Whanganui Prison is located near Lake Pauri (left) and Lake Wiritoa, with stormwater being discharged into the channel connecting the two bodies of water. Photo / File
Whanganui Prison is located near Lake Pauri (left) and Lake Wiritoa, with stormwater being discharged into the channel connecting the two bodies of water. Photo / File

Ranginui expressed his preference for an alternative stormwater plan, where the discharge was stored in tanks and reused as irrigation, or channelled into an engineered holding pond.

Alistair Duff, speaking on behalf of the Whanganui District Council Rural Community Board, raised concern about the high value of the lakes and the impact on those values from the proposed discharge.
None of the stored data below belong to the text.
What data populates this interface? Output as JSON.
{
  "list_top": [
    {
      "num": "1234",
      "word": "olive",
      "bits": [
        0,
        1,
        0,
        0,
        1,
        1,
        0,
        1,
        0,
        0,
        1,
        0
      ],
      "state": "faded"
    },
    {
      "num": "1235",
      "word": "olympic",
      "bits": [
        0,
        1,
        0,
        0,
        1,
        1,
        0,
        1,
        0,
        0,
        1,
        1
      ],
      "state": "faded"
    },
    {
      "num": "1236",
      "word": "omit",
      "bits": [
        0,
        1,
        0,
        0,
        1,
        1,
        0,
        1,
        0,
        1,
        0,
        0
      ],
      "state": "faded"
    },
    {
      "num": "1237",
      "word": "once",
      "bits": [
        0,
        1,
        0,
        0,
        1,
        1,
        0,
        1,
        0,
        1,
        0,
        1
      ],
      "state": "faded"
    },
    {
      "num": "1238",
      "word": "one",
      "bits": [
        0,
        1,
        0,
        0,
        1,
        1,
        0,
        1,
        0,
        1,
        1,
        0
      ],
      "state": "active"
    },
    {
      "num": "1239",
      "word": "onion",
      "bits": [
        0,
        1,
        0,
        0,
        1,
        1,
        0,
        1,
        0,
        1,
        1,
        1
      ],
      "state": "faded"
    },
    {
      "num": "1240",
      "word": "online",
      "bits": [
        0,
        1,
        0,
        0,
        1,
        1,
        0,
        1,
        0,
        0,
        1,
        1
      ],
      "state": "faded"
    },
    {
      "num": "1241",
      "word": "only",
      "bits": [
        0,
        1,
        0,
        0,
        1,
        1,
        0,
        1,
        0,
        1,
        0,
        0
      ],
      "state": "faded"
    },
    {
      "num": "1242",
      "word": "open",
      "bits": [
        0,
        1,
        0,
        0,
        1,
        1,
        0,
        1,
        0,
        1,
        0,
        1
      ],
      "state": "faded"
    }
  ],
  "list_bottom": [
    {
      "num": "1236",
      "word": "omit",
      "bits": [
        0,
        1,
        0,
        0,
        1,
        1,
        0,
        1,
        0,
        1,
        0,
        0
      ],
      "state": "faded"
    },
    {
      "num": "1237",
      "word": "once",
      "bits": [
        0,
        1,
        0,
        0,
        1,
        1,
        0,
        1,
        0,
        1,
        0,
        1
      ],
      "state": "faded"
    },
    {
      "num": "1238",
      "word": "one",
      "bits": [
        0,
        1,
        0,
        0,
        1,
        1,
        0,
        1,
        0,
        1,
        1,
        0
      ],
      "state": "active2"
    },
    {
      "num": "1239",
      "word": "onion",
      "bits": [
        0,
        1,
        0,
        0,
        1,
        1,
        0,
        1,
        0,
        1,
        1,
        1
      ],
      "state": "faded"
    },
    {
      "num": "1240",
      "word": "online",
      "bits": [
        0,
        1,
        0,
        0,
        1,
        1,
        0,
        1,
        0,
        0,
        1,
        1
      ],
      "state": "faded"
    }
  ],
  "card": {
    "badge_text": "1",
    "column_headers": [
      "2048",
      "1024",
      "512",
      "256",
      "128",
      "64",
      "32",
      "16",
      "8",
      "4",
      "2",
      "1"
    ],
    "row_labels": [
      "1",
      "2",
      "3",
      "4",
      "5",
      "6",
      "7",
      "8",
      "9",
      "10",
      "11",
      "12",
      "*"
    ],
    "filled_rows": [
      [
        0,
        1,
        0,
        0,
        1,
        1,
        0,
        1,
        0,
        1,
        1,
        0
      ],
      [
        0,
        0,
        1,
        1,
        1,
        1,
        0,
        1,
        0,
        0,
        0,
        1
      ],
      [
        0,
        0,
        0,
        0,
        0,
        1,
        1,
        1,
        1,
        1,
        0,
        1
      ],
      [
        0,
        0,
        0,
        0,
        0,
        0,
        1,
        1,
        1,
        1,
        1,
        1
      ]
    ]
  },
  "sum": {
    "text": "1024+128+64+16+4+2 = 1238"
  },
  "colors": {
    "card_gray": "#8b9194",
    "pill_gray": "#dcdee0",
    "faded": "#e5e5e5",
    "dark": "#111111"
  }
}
Horizons' freshwater manager Logan Brown and senior consents planner Natasha Adsett both supplied evidence at the hearings in November with Adsett initially recommending the application be declined and that she could only support a three to five-year consent duration, to allow the prison to remain operational while alternative options were explored.

But after hearing Corrections' case Adsett concluded the proposal's impact on water quality would be "less than minor".

The panel ruled that the proposal included "demonstrable enhancement through
nutrient reduction and mitigation measures".

"We find this will assist with the restoration of the lakes to a less degraded state; and in turn, assist with the enhancement of the mauri of the lakes and working towards reversing of the trend of disconnectedness between iwi and the lakes.

"In considering the nature of the discharge and the sensitivity of the receiving
environment, the financial implications of other options, the current state of technical
knowledge and the likelihood the option can be successfully applied, we are satisfied
the application represents 'best practicable option'."